Origines et création
À la fin de 1813, après Leipzig et la retraite vers le Rhin, Napoléon a besoin de reconstituer rapidement une cavalerie légère de qualité. Des décrets créent des régiments d'éclaireurs de la Garde pour la campagne à venir sur le sol français.
Trois régiments d'éclaireurs sont généralement distingués dans l'organisation : éclaireurs-grenadiers, éclaireurs-dragons et éclaireurs-lanciers, rattachés aux traditions des armes correspondantes de la Garde.
Le projet répond à un manque criant de cavalerie après les pertes de 1812-1813 : il s'agit d'écrans, de reconnaissances et de liaisons, non d'une nouvelle Vieille Garde.
Organisation et effectifs
Les effectifs des éclaireurs restent modestes au regard des masses d'infanterie de Jeune Garde créées à la même époque. Ce sont des régiments de cavalerie légère, organisés pour la mobilité.
Napoléon décide de leur emploi dans le cadre de la campagne de France : couverture des colonnes, reconnaissance face aux armées coalisées qui convergent vers Paris.

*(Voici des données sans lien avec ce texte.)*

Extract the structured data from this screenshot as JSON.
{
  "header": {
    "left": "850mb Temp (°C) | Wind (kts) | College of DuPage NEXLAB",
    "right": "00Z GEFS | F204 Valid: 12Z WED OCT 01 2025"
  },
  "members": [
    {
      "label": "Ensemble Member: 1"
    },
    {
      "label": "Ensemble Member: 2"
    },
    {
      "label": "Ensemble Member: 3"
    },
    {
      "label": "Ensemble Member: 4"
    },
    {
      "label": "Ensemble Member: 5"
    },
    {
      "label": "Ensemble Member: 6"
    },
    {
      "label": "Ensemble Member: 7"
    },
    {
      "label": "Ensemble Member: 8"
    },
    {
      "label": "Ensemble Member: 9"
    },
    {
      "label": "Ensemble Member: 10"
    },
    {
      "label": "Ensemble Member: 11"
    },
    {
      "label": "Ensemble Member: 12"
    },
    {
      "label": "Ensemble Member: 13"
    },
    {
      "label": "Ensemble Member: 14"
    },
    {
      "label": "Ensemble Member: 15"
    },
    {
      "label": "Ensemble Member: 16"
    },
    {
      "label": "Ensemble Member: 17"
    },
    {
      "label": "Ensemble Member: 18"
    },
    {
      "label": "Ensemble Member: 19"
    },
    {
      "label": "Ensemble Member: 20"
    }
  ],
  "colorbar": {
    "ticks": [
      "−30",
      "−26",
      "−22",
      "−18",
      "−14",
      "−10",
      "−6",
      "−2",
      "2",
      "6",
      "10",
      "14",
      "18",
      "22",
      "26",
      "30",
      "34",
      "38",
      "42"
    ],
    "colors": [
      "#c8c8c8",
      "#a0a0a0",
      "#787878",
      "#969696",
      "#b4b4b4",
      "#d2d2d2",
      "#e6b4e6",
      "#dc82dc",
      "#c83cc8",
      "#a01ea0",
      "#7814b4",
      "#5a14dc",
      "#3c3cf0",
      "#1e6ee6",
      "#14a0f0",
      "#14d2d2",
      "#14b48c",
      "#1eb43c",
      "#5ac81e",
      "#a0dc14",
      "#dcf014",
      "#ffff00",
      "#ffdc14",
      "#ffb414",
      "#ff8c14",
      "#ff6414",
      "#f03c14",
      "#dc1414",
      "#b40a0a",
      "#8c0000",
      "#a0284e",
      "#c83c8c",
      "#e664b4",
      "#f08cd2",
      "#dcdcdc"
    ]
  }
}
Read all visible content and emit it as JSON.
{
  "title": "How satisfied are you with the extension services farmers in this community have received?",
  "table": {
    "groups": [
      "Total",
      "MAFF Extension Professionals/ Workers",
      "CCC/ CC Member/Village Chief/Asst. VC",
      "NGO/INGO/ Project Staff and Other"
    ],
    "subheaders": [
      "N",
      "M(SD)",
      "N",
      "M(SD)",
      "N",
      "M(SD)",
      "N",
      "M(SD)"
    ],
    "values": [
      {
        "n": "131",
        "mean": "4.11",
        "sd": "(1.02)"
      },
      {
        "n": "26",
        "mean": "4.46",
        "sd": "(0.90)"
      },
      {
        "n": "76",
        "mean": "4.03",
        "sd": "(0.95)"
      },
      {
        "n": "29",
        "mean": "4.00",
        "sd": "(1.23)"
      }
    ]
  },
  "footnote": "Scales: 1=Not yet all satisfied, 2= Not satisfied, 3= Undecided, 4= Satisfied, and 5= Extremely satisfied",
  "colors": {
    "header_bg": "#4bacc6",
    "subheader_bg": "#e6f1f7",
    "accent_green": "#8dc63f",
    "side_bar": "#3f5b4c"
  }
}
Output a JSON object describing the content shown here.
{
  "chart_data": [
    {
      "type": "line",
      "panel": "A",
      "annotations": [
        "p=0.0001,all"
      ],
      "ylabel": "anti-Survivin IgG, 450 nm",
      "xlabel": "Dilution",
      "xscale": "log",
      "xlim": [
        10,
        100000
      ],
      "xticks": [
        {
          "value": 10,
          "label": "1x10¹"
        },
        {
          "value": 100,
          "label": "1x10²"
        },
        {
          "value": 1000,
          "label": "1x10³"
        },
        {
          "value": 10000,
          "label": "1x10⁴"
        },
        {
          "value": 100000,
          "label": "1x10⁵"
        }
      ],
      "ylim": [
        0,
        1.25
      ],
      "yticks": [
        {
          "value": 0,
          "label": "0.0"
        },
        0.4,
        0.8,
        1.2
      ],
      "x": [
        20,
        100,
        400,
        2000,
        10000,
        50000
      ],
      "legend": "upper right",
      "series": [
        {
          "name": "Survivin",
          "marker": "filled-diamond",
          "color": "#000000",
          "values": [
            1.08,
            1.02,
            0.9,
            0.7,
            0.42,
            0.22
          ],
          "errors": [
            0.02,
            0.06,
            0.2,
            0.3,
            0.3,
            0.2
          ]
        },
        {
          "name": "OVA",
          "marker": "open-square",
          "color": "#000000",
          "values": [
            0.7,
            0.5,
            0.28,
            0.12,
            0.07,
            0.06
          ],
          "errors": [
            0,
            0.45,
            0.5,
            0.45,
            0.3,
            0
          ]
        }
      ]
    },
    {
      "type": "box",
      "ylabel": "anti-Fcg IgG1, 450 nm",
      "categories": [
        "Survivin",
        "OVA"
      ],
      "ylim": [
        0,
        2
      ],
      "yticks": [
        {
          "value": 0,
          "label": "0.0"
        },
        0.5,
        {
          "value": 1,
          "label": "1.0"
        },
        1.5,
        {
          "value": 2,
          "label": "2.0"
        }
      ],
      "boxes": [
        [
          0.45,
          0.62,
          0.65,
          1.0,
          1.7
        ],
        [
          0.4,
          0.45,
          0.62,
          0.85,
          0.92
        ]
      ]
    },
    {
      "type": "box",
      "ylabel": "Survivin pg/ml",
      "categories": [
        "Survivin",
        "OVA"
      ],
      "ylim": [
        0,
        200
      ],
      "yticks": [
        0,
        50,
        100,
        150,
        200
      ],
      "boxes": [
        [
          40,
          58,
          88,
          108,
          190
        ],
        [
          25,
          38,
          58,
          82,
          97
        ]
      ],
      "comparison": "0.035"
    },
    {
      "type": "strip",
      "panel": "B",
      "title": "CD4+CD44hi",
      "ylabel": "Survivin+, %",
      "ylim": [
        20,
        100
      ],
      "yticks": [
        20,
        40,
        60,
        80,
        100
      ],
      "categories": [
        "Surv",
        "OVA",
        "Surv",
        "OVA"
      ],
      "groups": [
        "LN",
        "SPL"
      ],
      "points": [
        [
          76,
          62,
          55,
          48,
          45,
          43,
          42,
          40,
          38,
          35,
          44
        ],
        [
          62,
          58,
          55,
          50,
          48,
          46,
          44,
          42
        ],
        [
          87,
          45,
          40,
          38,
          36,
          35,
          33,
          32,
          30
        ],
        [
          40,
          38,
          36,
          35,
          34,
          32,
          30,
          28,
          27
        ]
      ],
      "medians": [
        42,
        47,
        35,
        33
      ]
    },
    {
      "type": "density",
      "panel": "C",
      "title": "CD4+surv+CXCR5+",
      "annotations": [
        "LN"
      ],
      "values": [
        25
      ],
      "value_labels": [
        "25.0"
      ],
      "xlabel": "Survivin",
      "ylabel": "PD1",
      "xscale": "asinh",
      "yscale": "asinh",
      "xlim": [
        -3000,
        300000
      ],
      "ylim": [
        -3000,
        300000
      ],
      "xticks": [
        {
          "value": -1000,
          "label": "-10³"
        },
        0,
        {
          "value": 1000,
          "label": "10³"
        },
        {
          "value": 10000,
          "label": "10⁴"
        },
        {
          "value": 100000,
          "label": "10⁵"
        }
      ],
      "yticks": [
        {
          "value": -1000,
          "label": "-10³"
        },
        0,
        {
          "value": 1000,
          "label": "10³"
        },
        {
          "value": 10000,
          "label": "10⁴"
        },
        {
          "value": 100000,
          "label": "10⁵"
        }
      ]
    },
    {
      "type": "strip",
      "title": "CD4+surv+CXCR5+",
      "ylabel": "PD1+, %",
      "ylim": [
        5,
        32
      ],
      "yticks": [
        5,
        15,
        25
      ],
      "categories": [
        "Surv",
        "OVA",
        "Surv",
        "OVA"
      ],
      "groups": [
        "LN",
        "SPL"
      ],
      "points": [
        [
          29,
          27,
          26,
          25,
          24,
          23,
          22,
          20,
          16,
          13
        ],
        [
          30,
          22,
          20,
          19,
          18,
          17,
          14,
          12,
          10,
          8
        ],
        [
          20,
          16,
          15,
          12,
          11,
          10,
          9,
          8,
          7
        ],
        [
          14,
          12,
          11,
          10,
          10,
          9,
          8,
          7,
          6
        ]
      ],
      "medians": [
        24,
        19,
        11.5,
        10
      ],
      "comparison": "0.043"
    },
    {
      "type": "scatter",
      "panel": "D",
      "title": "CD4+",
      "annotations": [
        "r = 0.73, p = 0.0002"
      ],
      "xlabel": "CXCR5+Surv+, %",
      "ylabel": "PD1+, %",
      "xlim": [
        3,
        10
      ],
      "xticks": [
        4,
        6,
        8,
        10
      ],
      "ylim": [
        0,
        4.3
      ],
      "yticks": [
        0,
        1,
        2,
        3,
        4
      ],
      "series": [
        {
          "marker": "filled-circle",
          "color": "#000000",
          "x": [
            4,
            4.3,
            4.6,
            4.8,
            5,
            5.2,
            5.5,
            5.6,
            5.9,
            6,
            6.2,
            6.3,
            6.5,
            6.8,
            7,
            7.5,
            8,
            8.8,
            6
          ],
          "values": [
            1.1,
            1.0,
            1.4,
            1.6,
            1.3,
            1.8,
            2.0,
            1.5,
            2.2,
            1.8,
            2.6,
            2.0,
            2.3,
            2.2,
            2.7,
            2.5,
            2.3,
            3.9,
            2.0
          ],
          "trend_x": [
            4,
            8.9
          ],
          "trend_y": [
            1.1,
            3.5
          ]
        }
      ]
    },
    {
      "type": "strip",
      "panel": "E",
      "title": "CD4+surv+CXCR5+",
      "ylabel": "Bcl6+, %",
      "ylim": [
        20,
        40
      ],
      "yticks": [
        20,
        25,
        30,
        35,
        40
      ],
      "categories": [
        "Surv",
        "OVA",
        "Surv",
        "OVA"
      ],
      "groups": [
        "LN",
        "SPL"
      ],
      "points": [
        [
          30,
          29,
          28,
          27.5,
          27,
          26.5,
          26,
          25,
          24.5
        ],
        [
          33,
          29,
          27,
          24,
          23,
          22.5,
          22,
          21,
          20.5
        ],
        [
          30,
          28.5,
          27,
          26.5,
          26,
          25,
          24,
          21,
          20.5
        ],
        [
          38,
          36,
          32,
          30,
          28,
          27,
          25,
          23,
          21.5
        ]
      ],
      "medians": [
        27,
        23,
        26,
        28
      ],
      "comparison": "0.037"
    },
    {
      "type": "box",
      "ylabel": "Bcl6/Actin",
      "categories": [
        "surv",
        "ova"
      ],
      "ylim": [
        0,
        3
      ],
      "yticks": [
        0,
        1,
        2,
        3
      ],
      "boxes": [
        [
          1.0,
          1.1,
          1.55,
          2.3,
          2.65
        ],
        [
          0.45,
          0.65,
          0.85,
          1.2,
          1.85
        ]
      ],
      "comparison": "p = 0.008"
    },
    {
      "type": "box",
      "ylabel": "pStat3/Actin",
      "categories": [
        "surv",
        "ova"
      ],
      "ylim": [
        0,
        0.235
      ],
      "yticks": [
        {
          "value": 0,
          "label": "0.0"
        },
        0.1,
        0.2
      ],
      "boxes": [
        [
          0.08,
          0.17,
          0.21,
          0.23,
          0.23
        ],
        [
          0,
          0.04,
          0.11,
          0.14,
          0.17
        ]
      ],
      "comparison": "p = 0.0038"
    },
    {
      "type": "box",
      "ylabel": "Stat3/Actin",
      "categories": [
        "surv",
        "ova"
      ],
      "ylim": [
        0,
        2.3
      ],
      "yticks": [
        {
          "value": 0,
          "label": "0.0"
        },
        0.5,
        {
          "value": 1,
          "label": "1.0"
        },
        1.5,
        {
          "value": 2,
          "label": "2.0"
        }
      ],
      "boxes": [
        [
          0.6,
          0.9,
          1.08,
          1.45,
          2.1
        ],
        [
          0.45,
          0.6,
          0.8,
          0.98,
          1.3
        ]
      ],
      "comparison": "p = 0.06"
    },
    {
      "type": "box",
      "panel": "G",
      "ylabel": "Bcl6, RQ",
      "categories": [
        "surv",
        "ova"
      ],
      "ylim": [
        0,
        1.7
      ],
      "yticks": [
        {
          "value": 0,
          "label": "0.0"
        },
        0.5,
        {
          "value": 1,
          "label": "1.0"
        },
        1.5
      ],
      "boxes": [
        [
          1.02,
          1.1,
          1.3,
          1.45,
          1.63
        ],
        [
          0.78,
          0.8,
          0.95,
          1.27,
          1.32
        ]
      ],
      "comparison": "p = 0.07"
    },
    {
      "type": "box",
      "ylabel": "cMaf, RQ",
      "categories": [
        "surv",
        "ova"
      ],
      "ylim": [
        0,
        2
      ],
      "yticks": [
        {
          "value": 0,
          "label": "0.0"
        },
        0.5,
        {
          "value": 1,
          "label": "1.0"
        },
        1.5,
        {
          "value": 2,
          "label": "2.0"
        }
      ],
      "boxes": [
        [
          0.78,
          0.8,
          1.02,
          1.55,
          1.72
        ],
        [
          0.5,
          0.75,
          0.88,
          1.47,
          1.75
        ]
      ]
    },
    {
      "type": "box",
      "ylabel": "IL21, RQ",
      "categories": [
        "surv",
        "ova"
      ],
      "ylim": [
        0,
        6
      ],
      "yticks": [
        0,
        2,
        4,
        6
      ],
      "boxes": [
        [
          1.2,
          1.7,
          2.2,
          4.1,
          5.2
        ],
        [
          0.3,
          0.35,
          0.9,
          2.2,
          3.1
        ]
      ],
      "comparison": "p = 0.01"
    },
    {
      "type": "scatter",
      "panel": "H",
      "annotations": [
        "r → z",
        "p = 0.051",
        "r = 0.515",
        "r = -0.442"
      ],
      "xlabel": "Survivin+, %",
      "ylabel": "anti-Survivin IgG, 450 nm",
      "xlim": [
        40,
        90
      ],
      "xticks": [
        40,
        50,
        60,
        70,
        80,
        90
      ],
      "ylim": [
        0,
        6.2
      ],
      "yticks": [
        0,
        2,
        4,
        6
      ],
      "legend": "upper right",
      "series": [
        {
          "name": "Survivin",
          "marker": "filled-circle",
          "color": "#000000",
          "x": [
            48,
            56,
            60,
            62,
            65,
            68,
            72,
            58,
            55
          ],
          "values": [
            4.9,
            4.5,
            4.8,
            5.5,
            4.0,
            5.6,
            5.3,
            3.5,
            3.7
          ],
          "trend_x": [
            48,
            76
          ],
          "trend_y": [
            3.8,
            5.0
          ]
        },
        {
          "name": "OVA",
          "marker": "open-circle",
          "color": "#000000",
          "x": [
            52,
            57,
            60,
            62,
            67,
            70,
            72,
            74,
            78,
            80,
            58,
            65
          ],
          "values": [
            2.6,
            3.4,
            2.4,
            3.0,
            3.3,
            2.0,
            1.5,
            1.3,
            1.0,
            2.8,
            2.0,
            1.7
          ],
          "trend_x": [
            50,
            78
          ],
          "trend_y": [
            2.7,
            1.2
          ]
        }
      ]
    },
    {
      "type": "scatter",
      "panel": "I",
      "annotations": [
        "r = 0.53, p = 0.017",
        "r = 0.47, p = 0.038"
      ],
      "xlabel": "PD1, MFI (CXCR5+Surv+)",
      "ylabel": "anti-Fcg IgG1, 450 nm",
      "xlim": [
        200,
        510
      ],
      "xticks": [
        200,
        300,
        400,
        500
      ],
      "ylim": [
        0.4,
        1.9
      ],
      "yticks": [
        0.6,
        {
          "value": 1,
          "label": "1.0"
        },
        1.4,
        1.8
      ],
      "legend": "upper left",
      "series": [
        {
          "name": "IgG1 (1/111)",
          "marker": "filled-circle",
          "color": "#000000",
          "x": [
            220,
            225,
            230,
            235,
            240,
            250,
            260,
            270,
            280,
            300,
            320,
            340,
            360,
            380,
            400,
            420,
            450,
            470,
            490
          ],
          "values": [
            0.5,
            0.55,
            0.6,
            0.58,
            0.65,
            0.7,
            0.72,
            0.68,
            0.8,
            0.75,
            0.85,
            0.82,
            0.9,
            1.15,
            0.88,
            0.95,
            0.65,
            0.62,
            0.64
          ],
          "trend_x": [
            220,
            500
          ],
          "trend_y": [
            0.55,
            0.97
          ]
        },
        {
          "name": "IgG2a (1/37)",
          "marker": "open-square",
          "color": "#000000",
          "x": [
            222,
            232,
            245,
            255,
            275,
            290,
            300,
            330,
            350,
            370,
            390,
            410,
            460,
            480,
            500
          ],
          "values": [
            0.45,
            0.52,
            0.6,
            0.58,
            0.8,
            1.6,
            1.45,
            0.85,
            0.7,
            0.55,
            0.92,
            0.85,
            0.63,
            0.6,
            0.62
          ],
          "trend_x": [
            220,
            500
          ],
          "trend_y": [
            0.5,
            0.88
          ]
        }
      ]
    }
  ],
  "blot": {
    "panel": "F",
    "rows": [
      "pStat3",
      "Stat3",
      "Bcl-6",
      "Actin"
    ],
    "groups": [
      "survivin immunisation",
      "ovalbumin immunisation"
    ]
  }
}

Après l'abdication de 1814, ces formations sont dissoutes avec le reste de l'appareil militaire impérial. Elles ne connaissent pas une seconde vie documentée comme régiments d'éclaireurs de Garde en 1815.
Uniforme, armement et recrutement
Les uniformes des éclaireurs s'alignent sur les armes de référence — grenadiers à cheval, dragons, lanciers — avec des adaptations liées à la création rapide et aux ressources disponibles en 1813-1814.
Le recrutement puise dans ce qui reste de la cavalerie et dans des hommes capables de monter rapidement en ligne. La qualité des chevaux est un problème permanent de la fin de l'Empire.
L'instruction privilégie la reconnaissance, l'écran et la vitesse plutôt que le choc de la grosse cavalerie. L'urgence de 1814 laisse peu de temps à une formation longue.
Faits d'armes
Pendant la campagne de France (janvier-mars 1814), les éclaireurs de la Garde participent aux opérations de couverture et de reconnaissance autour des colonnes de Napoléon. Les combats de cette campagne — Champaubert, Montmirail, Montereau, Craonne, Laon, Arcis-sur-Aube — mobilisent l'ensemble des forces disponibles.
Leur rôle n'est pas celui d'une charge décisive unique, mais celui d'une cavalerie de contact permanente dans une guerre de mouvements sur un théâtre réduit.
Les sources ne documentent pas ces régiments d'éclaireurs de Garde comme participants à Waterloo en 1815 : après la première abdication, l'organisation de la cavalerie de Garde des Cent-Jours repose sur d'autres reconstitutions.
Il convient donc de les situer strictement dans le creuset de 1813-1814, sans inventer une présence à des batailles postérieures non attestées pour ces formations.
Héritage et mémoire
Les éclaireurs de la Garde restent une page brève et technique de l'histoire militaire : une réponse d'urgence à la crise de la cavalerie, non un mythe populaire comparable aux grognards.
Pour l'historiographie, ils illustrent la capacité d'improvisation institutionnelle de l'Empire finissant — et les limites de toute reconstitution rapide face à la coalition.